The town used to be full of fishermen. Their coat of arms still shows a Petrus as the centrepiece of some mackerels in the shape of a cross – vaguely reminiscent of an Archimboldo.
I liked the river town because I thought that it looked so English. As I imagined a small English town would look. Dingy red brick facades, scorbutic dwarf trees bearing three grey curled leaves in spring and losing them by mid-summer. Tiny rear gardens without sunlight. You cannot buy fresh fish anywhere in town.

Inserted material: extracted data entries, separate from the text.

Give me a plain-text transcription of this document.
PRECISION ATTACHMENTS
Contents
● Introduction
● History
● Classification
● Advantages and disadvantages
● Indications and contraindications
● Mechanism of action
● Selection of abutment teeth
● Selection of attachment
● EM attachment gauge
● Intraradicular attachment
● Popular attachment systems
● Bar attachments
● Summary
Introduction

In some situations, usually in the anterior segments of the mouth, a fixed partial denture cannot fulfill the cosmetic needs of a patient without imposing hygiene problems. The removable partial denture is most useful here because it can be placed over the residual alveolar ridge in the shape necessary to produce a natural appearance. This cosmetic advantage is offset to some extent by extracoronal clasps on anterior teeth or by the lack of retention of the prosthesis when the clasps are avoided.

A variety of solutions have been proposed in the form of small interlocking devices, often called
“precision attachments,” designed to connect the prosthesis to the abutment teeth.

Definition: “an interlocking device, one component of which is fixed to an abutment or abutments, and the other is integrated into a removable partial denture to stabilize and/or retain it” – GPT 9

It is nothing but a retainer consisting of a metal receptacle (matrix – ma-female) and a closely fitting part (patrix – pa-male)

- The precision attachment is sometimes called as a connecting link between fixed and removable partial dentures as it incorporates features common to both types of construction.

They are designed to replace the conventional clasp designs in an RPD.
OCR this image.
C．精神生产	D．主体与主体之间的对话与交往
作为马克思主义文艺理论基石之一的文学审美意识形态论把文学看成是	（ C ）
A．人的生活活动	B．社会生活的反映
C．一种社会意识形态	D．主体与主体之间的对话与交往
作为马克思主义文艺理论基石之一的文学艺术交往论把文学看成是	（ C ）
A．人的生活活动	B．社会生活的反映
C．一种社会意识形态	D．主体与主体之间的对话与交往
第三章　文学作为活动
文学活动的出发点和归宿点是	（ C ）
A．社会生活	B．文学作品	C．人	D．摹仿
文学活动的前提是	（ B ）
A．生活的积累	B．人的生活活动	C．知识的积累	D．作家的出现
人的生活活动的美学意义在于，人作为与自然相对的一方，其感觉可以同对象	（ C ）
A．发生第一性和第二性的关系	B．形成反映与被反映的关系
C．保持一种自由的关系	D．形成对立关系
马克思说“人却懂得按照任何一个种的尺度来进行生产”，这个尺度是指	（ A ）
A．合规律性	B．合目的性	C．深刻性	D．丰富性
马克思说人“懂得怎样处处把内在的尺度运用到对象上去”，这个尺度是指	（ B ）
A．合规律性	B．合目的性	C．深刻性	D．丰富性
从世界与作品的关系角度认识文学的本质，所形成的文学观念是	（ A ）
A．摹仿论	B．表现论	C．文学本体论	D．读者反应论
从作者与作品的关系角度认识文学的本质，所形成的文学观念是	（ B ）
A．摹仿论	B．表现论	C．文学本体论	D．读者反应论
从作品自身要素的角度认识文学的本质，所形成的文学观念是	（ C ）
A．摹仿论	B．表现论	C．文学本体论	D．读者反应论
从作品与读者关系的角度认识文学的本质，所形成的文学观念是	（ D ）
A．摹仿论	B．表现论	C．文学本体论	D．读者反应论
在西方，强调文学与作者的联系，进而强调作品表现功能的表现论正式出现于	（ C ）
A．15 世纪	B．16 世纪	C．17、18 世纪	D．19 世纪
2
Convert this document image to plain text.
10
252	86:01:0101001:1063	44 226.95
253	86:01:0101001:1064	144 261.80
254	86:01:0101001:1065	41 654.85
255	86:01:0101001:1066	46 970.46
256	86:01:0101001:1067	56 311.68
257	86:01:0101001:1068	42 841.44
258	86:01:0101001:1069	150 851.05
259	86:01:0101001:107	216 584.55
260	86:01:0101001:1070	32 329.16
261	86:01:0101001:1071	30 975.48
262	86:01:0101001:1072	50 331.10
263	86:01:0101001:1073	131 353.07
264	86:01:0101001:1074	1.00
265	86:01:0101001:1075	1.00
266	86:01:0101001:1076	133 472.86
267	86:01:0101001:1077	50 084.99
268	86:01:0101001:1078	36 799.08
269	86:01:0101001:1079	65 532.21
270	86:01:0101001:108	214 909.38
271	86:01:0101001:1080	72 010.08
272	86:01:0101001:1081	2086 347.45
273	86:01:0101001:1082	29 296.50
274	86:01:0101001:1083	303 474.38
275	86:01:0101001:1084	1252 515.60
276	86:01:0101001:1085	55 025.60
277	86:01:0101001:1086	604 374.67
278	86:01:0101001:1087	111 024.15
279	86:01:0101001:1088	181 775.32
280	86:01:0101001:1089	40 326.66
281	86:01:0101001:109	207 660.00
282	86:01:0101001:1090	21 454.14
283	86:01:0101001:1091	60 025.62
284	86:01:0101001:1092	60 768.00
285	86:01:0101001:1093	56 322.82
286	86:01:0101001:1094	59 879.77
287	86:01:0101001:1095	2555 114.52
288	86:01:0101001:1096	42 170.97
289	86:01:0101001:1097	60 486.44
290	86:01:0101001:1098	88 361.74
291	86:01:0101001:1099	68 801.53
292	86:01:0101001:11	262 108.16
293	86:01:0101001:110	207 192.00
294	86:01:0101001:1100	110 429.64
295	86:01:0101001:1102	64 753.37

Greeks stick their poles in the brackish waters and are taunted by mangy looking local urchins and other Greeks come out of the taverns, down the steps, slide more than walk to the banks, frying pans in their upraised hands meant for the children who then run away shouting insults and curses over their shoulders. One of them looks like the younger son of Angilo, my Spanish tenant. The child stunted its own growth by all of its creeping about and quickly disappearing around corners. His older brother was the only one growing and he just got fatter. Now the younger one runs with the pack. They scramble back up the bank and jump over the train tracks.
Until now there has never been a train going past at the right moment.